De aanval op het Westen
Hoe we onze waarden wapenen tegen de waanzin
Douglas Murray
Het Westen, dus de Verenigde Staten plus Europa, maakt een bijzonder moeilijke periode door. De conflicten aan de randen van de Westerse landen rijgen zich aaneen: Oekraïne; Israël-Hamas met op de achtergrond Hezbollah en Iran; China wacht op een kans om Taiwan te veroveren; Noord-Korea is met zijn nucleaire bewapening een groot risico voor veel landen in die regio. Inmiddels is er zoveel conflictstof opgehoopt en zijn er zoveel brandhaarden dat een mondiaal conflict niet langer meer ondenkbaar is.
Daar komt bij dat het Westen ook van binnenuit zwaar op de proef wordt gesteld door aanhangers van de zogeheten Kritische Rassentheorie.
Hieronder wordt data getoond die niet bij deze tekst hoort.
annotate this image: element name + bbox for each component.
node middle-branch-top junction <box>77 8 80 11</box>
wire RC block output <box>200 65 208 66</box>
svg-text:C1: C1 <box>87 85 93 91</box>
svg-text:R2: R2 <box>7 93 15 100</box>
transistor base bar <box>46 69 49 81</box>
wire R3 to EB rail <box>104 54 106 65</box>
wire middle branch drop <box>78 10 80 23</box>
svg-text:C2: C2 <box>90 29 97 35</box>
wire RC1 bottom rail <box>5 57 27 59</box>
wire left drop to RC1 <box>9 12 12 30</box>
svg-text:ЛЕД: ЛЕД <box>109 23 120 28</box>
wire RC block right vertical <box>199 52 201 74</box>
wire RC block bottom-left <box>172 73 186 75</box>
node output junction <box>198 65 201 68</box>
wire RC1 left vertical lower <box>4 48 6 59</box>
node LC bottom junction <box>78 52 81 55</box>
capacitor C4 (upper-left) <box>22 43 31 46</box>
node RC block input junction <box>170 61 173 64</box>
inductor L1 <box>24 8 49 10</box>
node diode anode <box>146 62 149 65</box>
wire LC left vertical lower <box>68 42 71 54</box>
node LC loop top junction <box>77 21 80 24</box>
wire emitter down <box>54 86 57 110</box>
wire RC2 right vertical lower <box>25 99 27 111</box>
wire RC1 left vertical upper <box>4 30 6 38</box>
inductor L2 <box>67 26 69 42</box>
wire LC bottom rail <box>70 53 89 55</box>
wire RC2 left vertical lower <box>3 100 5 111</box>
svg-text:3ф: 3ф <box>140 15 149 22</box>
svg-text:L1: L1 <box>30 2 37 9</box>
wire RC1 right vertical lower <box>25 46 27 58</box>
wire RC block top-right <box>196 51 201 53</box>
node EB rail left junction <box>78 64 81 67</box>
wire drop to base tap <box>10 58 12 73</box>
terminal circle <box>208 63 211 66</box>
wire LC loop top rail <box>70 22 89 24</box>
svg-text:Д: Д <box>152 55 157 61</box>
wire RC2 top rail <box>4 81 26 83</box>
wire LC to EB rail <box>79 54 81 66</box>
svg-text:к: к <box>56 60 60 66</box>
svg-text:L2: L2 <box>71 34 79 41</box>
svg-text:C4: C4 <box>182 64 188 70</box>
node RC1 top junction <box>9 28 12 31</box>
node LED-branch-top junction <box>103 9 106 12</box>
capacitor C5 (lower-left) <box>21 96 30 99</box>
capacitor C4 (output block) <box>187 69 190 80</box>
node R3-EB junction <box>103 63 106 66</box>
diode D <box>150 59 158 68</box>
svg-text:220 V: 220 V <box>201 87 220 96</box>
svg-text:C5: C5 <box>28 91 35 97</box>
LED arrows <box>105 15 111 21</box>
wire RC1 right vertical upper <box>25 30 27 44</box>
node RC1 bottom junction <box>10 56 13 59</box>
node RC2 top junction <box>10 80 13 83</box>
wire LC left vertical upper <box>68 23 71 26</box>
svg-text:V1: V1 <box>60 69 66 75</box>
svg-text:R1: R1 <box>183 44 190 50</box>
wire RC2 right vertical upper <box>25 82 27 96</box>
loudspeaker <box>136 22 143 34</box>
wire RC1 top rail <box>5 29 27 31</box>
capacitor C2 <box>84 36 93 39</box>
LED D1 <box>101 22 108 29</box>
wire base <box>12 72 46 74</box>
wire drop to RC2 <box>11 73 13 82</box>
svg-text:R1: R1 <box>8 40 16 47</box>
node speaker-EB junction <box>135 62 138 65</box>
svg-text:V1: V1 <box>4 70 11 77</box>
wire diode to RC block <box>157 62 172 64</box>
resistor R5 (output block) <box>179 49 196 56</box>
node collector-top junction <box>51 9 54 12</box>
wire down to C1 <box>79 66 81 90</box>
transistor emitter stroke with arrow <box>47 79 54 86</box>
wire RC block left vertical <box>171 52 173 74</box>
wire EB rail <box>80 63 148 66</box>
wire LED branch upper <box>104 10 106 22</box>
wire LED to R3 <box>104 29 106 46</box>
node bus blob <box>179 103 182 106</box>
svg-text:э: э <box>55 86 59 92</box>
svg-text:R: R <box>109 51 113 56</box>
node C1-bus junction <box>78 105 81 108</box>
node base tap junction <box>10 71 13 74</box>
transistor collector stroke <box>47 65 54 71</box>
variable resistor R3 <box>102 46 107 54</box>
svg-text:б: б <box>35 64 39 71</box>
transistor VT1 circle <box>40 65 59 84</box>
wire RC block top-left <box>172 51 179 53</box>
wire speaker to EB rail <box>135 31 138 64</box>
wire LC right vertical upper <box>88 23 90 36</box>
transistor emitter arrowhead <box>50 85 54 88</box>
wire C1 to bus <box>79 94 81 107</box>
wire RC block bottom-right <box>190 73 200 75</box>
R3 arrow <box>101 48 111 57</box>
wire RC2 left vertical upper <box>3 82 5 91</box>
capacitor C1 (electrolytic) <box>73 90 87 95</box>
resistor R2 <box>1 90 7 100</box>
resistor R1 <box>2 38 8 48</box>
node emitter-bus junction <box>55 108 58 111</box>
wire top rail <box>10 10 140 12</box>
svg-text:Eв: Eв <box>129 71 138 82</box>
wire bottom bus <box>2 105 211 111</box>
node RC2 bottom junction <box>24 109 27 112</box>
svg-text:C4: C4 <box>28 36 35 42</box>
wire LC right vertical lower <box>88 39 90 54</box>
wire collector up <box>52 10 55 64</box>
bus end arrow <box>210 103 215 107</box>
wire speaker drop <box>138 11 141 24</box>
Daar gaat het boek van Douglas Murray over.
Het Westen heeft volgens deze theorie een geschiedenis van onderdrukking achter zich: kolonialisme, discriminatie, dominantie van witte mensen, uitbuiting. Tot op de dag van vandaag is racisme en discriminatie onderdeel van structuren en sociale relaties. Witte mensen beschikken over macht, middelen en rechten en dat houdt mensen van kleur op een achterstand. Er is ongelijkheid op grond van afkomst en huidskleur. Er is sprake van sociaal ingesleten gedrag, zoals racistische opmerkingen en onderschatting van mensen van kleur.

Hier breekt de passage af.